John is astonished because God shows such amazing love even though we are by nature outcasts, rebels, and enemies to Him and His kingdom. God call us the sons of God; that is, He brings us into His family, giving us the name, the privileges, and all the blessings of His own children. He invites us to know Him as Father and to dwell under His protection and care, and to come to Him with all our cares and needs. John is overwhelmed at the thought of being received and acknowledged as a member of God’s family.
Have you ever considered what a stupendous wonder adoption is? Wilhelmus à Brakel (1635–1711) put it this way: “From being a child of the devil to becoming a child of God, from being a child of wrath to becoming the object of God’s favor, from a child of condemnation to becoming an heir of all the promises and a possessor of all blessings, and to be exalted from the greatest misery to the highest felicity—this is something which exceeds all comprehension and all adoration.”1Wilhelmus à Brakel, The Christian’s Reasonable Service, trans. Bartel Elshout, ed. Joel R. Beeke (Grand Rapids: Reformation Heritage Books, 1999), 2:419.
Perkins (1558–1603) said that a believer should esteem his adoption as God’s child to be greater than being “the childe or heire of any earthly Prince [since] the sonne of the greatest Potentate may be the childe of wrath: but the child of God by grace, hath Christ Iesus to bee his eldest brother, with whom he is fellow heire in heaven; hee hath the holy Ghost also for his comforter, and the kingdome of heauen for his euerlasting inheritance.” Perkins lamented how few people realize this experientially: “At earthly preferments men will stand amazed; but seldome shall you finde a man that is rauished with ioy in this, that hee is the childe of God.”2Workes of Perkins, 3:138 (2nd pagination).
The Puritans believed that God’s act of adoption is astonishingly comprehensive. Most Puritans placed their treatment of adoption in the ordo salutis between justification and sanctification, following the order set forth by the Westminster divines. Logically, that makes considerable sense, given the inevitable ties between justification and adoption, and between sanctification and adoption. Other Puritans, however, pointed out that though adoption can at times be viewed as one aspect of salvation, or one part of the ordo salutis, at other times it can be understood best as comprehending all of soteriology. For example, Stephen Marshall (1594–1655) writes, “Though sometimes in the holy Scriptures our Sonship is but one of our Priviledges, yet very frequently in the Scripture all the Beleevers do obtain from Christ in this world and the world to come, here and to eternity, all is comprehended in this one, That they are made the Children of God.” Marshall goes on to cite several examples. He writes, “I know not how often the whol Covenant of Grace is expressed in that word, I wil be their Father, they shal be my children.” He also invites readers to consider Ephesians 1:5, where, he says, Paul comprehends all of salvation “in this one expression, having predestinated us to the adoption of children.”3Works of Stephen Marshall, 37–38. Marshall also uses Romans 8:23 and the beginning of Galatians 4 to buttress Scripture’s frequent comprehensive use of adoption.
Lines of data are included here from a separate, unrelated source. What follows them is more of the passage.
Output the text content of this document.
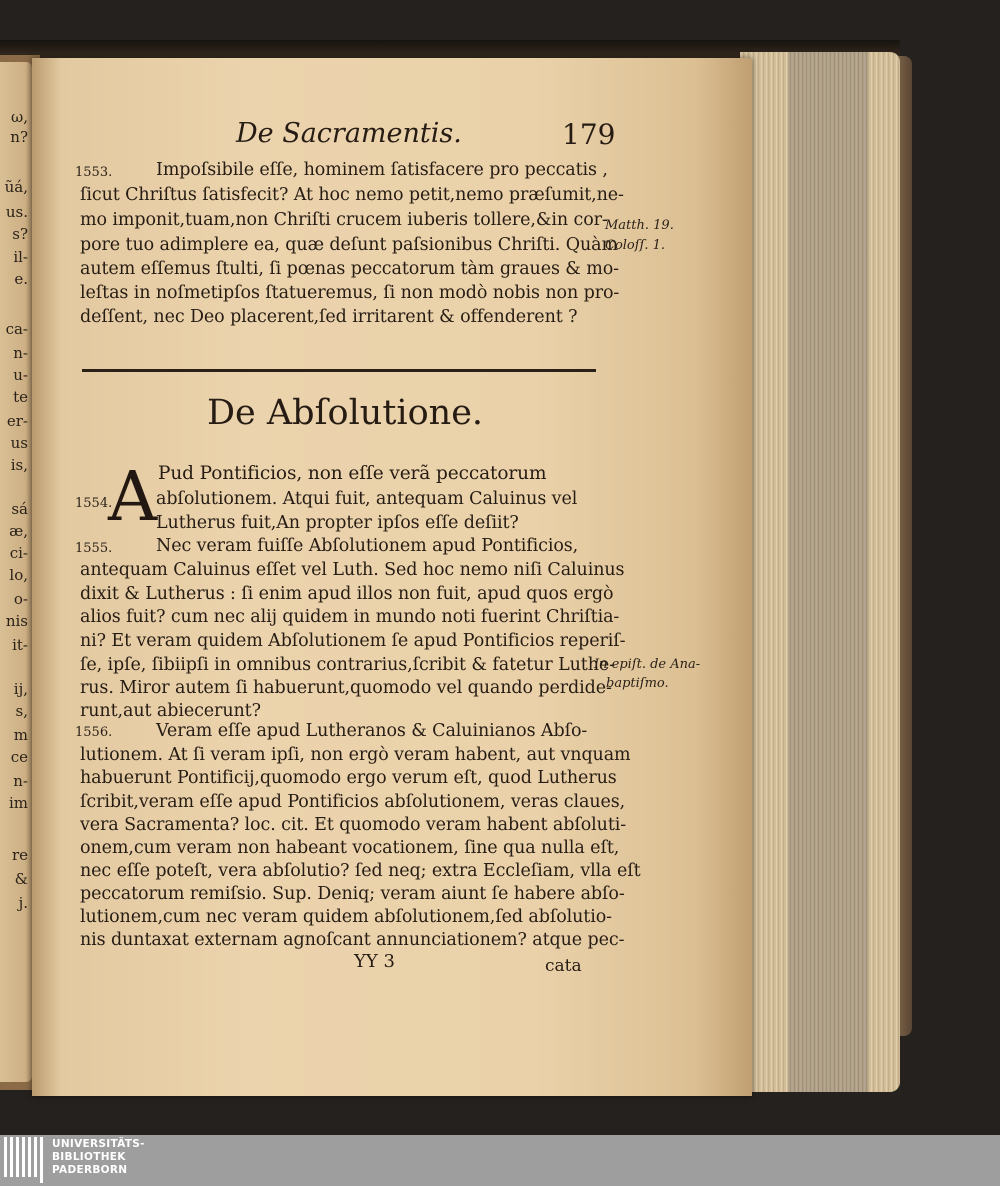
ω,
n?
ũá,
us.
s?
il-
e.
ca-
n-
u-
te
er-
us
is,
sá
æ,
ci-
lo,
o-
nis
it-
ij,
s,
m
ce
n-
im
re
&
j.
De Sacramentis.	179
1553.	Impoſsibile eſſe, hominem ſatisfacere pro peccatis ,
ſicut Chriſtus ſatisfecit? At hoc nemo petit,nemo præſumit,ne-
mo imponit,tuam,non Chriſti crucem iuberis tollere,&in cor-
pore tuo adimplere ea, quæ deſunt paſsionibus Chriſti. Quàm
autem eſſemus ſtulti, ſi pœnas peccatorum tàm graues & mo-
leſtas in noſmetipſos ſtatueremus, ſi non modò nobis non pro-
deſſent, nec Deo placerent,ſed irritarent & offenderent ?
Matth. 19.
Coloſſ. 1.
De Abſolutione.
1554.
A Pud Pontificios, non eſſe verã peccatorum
abſolutionem. Atqui fuit, antequam Caluinus vel
Lutherus fuit,An propter ipſos eſſe deſiit?
1555.	Nec veram fuiſſe Abſolutionem apud Pontificios,
antequam Caluinus eſſet vel Luth. Sed hoc nemo niſi Caluinus
dixit & Lutherus : ſi enim apud illos non fuit, apud quos ergò
alios fuit? cum nec alij quidem in mundo noti fuerint Chriſtia-
ni? Et veram quidem Abſolutionem ſe apud Pontificios reperiſ-
ſe, ipſe, ſibiipſi in omnibus contrarius,ſcribit & fatetur Luthe-
rus. Miror autem ſi habuerunt,quomodo vel quando perdide-
runt,aut abiecerunt?
In epiſt. de Ana-
baptiſmo.
1556.	Veram eſſe apud Lutheranos & Caluinianos Abſo-
lutionem. At ſi veram ipſi, non ergò veram habent, aut vnquam
habuerunt Pontificij,quomodo ergo verum eſt, quod Lutherus
ſcribit,veram eſſe apud Pontificios abſolutionem, veras claues,
vera Sacramenta? loc. cit. Et quomodo veram habent abſoluti-
onem,cum veram non habeant vocationem, ſine qua nulla eſt,
nec eſſe poteſt, vera abſolutio? ſed neq; extra Eccleſiam, vlla eſt
peccatorum remiſsio. Sup. Deniq; veram aiunt ſe habere abſo-
lutionem,cum nec veram quidem abſolutionem,ſed abſolutio-
nis duntaxat externam agnoſcant annunciationem? atque pec-
YY 3	cata
UNIVERSITÄTS-
BIBLIOTHEK
PADERBORN
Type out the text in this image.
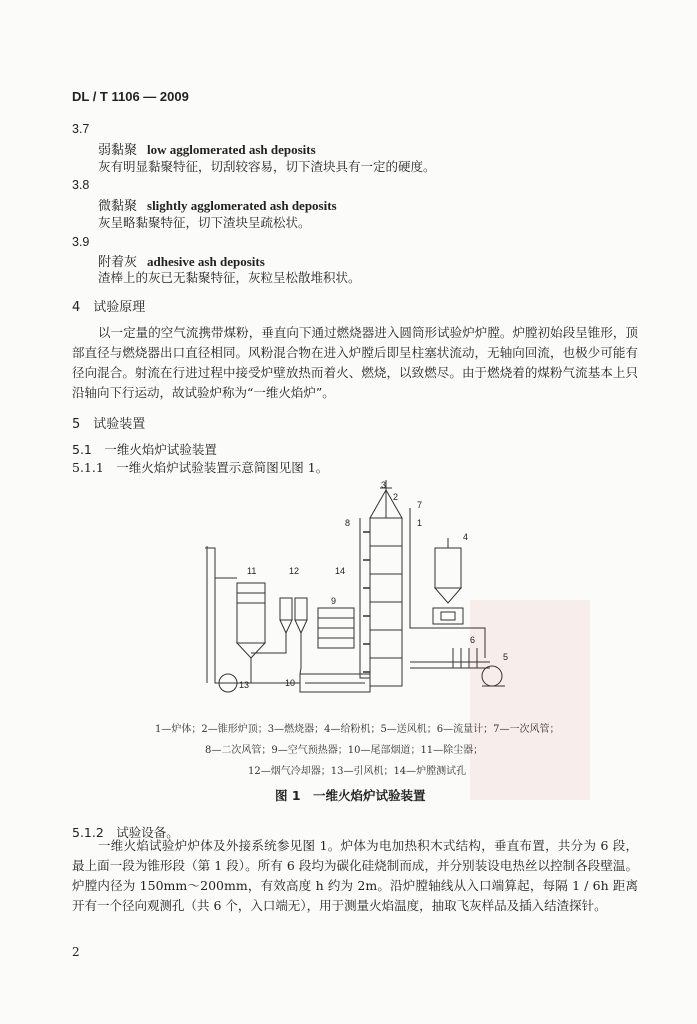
DL / T 1106 — 2009
3.7
弱黏聚 low agglomerated ash deposits
灰有明显黏聚特征，切刮较容易，切下渣块具有一定的硬度。
3.8
微黏聚 slightly agglomerated ash deposits
灰呈略黏聚特征，切下渣块呈疏松状。
3.9
附着灰 adhesive ash deposits
渣棒上的灰已无黏聚特征，灰粒呈松散堆积状。
4　试验原理
以一定量的空气流携带煤粉，垂直向下通过燃烧器进入圆筒形试验炉炉膛。炉膛初始段呈锥形，顶部直径与燃烧器出口直径相同。风粉混合物在进入炉膛后即呈柱塞状流动，无轴向回流，也极少可能有径向混合。射流在行进过程中接受炉壁放热而着火、燃烧，以致燃尽。由于燃烧着的煤粉气流基本上只沿轴向下行运动，故试验炉称为“一维火焰炉”。
5　试验装置
5.1　一维火焰炉试验装置
5.1.1　一维火焰炉试验装置示意简图见图 1。
3
2
7
1
8
4
14
9
6
5
10
13
11	12
1—炉体；2—锥形炉顶；3—燃烧器；4—给粉机；5—送风机；6—流量计；7—一次风管；
8—二次风管；9—空气预热器；10—尾部烟道；11—除尘器；
12—烟气冷却器；13—引风机；14—炉膛测试孔
图 1　一维火焰炉试验装置
5.1.2　试验设备。
一维火焰试验炉炉体及外接系统参见图 1。炉体为电加热积木式结构，垂直布置，共分为 6 段，最上面一段为锥形段（第 1 段）。所有 6 段均为碳化硅烧制而成，并分别装设电热丝以控制各段壁温。炉膛内径为 150mm～200mm，有效高度 h 约为 2m。沿炉膛轴线从入口端算起，每隔 1 / 6h 距离开有一个径向观测孔（共 6 个，入口端无），用于测量火焰温度，抽取飞灰样品及插入结渣探针。
2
Clearly, the Puritans ascribed a lofty and comprehensive place to the amazing wonder of adoption in their soteriology.
Do you stand in awe at the thought of this wonderful adopting love of the Father? Holy wonder and amazement is an important part of Christian experience. One of the devil’s tactics is to dull our sense of wonder, convincing us that we feel such wonder only in the initial stages of becoming a Christian. It is true that a sinner experiences a special sense of joy and wonder when he first comes to know Christ. We often refer to that time as the period of one’s “first love.” But John is writing here as an elderly man who has been a believer for more than sixty years. Yet his heart is still filled with amazement at being a son of God. He has never gotten beyond his initial sense of wonder at God’s comprehensive fatherly love.